`Open sky policy will trigger price war'

CHENNAI OCT. 22. The largest congregation of the World Tourism Professionals Congress, currently on in Chennai, welcoming the Union Civil Aviation Ministry's announcement allowing private Indian carriers to fly to Sri Lanka, said the move would trigger a fierce price competition among the players.

"Better road, rail and air connectivity form the backbone of tourism. India is taking a step in the right direction. And the timing of the announcement has been good as there are now positive trends of tourism growing after a series of crises," the SKAL International president, Mary Bennet, told The Hindu. While the world tourism professionals are happy over the announcement of an open sky policy, a majority of the overseas participants, representing 38 countries, appealed to the Union Tourism Ministry to "publicise well the strengths of India on the whole and the temple towns of south India, providing a thrust to heritage tourism."

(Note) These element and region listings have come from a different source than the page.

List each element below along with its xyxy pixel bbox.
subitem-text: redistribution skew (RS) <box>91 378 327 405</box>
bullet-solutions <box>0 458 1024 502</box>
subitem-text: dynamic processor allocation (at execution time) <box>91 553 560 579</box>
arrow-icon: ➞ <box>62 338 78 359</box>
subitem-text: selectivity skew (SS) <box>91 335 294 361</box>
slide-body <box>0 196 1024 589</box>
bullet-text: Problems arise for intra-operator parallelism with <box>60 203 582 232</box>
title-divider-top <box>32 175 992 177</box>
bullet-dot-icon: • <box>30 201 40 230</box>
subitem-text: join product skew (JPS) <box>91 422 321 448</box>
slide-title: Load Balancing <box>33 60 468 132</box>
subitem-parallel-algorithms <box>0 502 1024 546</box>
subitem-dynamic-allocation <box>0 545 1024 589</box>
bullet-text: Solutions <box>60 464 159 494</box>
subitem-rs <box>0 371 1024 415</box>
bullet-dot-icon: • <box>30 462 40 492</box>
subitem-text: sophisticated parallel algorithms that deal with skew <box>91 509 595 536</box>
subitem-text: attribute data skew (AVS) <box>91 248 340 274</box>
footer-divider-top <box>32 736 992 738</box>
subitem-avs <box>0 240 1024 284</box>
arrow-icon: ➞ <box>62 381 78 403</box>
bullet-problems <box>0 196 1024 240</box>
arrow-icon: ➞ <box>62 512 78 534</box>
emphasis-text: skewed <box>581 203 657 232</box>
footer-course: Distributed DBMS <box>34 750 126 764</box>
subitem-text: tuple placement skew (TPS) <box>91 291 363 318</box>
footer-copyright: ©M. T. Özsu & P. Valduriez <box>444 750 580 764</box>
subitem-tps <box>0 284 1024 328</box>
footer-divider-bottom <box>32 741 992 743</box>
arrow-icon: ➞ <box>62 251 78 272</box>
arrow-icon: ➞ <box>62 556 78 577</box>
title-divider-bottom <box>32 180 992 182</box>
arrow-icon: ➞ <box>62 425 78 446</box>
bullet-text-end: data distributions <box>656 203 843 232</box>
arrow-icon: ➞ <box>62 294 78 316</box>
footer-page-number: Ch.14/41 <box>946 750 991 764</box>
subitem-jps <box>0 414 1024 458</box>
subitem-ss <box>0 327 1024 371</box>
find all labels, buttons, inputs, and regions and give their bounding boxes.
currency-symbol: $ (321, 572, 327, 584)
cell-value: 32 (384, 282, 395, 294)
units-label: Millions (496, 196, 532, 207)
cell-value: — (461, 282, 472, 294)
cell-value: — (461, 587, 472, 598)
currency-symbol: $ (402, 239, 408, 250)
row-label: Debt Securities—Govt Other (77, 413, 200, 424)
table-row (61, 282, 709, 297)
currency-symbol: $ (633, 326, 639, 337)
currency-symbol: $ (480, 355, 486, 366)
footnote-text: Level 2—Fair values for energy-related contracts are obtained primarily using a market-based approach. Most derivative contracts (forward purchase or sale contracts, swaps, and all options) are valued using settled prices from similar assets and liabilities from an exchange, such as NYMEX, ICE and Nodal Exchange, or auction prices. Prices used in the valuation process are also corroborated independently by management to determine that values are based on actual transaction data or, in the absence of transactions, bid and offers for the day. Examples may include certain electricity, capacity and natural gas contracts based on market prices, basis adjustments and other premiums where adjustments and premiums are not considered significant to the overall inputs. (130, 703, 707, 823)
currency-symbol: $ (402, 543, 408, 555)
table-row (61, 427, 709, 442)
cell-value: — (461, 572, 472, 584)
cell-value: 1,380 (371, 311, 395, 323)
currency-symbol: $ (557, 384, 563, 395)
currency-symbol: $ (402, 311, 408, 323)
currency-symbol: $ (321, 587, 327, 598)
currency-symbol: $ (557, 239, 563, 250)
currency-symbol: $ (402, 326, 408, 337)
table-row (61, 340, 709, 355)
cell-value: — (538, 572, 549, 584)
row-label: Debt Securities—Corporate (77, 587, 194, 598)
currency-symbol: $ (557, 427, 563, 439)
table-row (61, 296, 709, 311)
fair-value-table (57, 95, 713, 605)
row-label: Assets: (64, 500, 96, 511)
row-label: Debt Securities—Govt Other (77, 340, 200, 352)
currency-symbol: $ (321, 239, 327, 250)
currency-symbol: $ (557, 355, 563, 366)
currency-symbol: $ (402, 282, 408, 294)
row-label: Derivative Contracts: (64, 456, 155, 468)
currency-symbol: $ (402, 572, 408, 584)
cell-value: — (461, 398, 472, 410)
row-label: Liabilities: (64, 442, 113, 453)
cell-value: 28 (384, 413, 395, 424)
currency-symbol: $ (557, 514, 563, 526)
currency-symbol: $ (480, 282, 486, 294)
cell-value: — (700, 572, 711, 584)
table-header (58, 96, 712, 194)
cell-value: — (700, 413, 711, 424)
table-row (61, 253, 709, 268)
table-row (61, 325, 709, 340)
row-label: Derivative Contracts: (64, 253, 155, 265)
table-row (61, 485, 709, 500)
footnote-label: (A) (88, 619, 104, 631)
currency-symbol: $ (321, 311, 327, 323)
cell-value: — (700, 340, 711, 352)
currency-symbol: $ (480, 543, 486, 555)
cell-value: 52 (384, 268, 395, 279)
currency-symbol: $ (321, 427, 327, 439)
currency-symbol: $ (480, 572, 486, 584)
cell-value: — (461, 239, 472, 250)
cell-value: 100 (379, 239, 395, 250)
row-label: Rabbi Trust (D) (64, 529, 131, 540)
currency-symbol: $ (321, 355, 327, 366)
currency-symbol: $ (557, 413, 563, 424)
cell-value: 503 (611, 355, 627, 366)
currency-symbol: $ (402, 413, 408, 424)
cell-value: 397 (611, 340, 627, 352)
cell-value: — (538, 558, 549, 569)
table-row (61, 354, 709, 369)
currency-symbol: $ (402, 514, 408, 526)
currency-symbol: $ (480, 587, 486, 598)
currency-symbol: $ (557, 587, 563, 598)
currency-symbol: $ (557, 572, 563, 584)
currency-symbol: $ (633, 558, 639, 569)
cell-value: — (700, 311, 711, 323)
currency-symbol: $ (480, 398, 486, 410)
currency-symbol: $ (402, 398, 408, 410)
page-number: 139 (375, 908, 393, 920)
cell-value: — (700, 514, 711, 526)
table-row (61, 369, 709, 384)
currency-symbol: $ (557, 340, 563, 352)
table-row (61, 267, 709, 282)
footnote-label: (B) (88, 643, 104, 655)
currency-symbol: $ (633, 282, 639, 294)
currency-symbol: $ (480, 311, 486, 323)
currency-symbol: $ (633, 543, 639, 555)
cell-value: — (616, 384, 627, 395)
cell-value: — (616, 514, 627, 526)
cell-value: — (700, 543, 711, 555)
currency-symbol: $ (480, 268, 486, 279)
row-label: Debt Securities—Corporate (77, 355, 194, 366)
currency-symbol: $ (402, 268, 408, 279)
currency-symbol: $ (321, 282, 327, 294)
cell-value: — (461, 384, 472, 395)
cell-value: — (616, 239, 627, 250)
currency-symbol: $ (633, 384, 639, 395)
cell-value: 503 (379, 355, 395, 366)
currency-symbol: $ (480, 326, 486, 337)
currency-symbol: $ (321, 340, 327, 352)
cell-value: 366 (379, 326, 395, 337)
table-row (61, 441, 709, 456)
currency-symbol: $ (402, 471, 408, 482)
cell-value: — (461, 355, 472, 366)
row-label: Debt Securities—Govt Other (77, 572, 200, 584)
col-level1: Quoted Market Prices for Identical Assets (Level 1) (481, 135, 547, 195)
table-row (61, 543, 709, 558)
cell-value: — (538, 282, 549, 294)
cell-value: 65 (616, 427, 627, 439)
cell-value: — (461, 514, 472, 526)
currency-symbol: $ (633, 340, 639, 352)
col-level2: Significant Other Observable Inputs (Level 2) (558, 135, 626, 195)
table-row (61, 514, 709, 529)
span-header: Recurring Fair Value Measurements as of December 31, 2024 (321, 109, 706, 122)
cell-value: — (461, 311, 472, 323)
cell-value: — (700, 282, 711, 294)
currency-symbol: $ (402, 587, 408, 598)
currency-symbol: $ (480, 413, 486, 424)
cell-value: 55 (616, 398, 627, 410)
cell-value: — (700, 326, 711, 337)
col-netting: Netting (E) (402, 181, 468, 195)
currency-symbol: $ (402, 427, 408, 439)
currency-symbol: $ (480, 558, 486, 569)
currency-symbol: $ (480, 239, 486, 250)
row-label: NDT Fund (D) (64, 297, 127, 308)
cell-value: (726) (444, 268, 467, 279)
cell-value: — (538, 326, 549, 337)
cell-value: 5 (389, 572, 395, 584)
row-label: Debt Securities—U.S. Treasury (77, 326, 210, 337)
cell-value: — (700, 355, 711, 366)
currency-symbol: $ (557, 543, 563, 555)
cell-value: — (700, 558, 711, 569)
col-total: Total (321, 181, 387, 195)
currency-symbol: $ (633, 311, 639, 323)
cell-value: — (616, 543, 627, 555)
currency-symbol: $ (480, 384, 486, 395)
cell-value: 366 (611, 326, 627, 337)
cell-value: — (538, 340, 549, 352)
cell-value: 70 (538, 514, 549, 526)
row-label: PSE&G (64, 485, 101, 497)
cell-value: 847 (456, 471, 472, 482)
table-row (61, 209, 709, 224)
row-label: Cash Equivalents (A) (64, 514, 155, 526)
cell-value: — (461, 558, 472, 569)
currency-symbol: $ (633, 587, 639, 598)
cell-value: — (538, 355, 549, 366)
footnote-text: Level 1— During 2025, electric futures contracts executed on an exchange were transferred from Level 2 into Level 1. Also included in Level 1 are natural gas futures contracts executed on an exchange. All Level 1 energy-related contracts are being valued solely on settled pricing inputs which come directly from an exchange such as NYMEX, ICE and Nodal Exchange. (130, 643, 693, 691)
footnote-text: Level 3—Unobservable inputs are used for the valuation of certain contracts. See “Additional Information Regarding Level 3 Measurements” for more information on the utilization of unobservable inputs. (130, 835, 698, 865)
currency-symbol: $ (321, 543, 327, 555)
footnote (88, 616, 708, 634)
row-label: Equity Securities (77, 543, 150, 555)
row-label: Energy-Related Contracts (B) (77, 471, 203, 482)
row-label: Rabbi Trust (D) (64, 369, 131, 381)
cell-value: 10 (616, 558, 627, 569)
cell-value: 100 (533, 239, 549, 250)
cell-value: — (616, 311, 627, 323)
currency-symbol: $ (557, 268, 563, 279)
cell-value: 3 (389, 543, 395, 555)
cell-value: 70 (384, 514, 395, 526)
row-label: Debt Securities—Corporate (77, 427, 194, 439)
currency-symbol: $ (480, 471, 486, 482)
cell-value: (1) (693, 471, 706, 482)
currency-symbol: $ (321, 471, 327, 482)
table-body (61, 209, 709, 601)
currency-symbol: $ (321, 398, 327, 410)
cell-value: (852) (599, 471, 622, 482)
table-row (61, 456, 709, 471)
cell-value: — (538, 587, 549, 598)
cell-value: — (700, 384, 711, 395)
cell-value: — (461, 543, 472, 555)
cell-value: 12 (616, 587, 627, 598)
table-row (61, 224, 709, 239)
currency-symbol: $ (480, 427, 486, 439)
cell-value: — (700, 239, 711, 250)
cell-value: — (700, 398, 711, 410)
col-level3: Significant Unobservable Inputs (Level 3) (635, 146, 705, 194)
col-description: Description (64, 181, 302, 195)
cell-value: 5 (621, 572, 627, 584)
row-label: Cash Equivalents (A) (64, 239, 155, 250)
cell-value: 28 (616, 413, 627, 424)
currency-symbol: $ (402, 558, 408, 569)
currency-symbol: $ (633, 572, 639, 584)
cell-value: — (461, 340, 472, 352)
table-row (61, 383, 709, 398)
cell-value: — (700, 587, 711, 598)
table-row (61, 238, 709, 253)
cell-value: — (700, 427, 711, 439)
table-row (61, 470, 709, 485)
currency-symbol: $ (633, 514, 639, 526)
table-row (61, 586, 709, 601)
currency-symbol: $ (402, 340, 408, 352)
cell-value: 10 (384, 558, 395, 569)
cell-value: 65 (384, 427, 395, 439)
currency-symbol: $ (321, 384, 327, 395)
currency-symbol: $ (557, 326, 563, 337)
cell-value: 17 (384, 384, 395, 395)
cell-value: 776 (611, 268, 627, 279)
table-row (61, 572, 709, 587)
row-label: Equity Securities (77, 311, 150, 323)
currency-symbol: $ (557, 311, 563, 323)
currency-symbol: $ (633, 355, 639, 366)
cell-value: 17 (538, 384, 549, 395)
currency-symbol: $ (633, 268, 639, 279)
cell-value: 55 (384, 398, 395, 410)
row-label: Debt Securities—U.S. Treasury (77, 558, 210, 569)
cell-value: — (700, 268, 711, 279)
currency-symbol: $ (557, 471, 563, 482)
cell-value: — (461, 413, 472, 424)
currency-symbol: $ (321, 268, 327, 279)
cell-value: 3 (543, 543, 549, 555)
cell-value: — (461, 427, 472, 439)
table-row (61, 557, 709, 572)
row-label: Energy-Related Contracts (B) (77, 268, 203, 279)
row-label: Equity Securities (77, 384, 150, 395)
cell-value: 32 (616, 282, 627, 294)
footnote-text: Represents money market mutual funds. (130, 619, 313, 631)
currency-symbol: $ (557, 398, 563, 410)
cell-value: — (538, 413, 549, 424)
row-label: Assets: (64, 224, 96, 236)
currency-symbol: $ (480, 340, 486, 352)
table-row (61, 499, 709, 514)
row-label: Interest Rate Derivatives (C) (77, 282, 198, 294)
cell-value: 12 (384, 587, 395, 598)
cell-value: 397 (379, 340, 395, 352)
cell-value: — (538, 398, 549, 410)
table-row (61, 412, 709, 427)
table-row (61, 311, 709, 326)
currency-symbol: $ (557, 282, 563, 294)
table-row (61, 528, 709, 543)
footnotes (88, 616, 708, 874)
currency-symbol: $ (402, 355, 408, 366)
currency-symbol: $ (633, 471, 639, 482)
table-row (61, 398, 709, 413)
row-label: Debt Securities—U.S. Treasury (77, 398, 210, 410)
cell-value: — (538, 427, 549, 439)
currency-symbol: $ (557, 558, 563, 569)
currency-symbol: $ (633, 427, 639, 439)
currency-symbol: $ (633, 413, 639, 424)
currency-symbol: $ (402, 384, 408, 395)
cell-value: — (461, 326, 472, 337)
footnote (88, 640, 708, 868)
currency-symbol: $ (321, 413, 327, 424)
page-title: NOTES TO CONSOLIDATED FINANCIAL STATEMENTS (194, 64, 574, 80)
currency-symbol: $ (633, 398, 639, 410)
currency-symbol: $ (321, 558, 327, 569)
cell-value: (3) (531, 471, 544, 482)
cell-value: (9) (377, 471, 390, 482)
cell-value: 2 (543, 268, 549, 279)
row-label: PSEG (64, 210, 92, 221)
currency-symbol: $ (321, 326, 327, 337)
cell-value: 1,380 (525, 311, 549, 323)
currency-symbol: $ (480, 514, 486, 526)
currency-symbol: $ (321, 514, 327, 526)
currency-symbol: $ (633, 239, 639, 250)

"We think the `golden triangle' (Delhi, Agra, Jaipur) is not the only attraction for overseas tourists though that alone is promoted in a big way. The Central and State Governments should promote other Indian destinations, especially by participating in world travel marts," said Ms. Bennet. While the major private carriers — Jet Airways, Air Sahara, and the recent entrant, Air Deccan — are buoyant over the new policy, the travel trade and tour operators said it would provide a big impetus to bringing wealthy European tourists to India via Colombo. Travel trade and hospitality industry sources, including V.M. Devan, managing director of Diana World Travel and member of the Travel Agents Association of India-southern region, and R. Rangachary, honorary secretary, South India Hotels and Restaurants Association, said though there are already 22 services operating out of Chennai alone, the Colombo sector could absorb more capacity from new players. The national president of the Air Passengers Association of India, D. Sudhakara Reddy, said the decision would mark yet another step in providing customer satisfaction, and there would be a price war among the private and national carriers operating between India and Colombo.

At present, Sri Lankan Airways alone operates 15 flights a week out of Chennai, besides Indian Airlines providing seven services.

Describing the move as a "major revolution" in the aviation sector, P.K. Mohan Kumar, one of the executive council members of Indo-Srilankan Tourism Initiative and chairman of the Tourism Task Force Committee of the CII, said "this open sky policy will attract substantial European tourists, who arrive by chartered flights to Sri Lanka, and we could now create a special coastal ocean circuit package, connecting Kerala or Chennai in India, Sri Lanka, and the Maldives."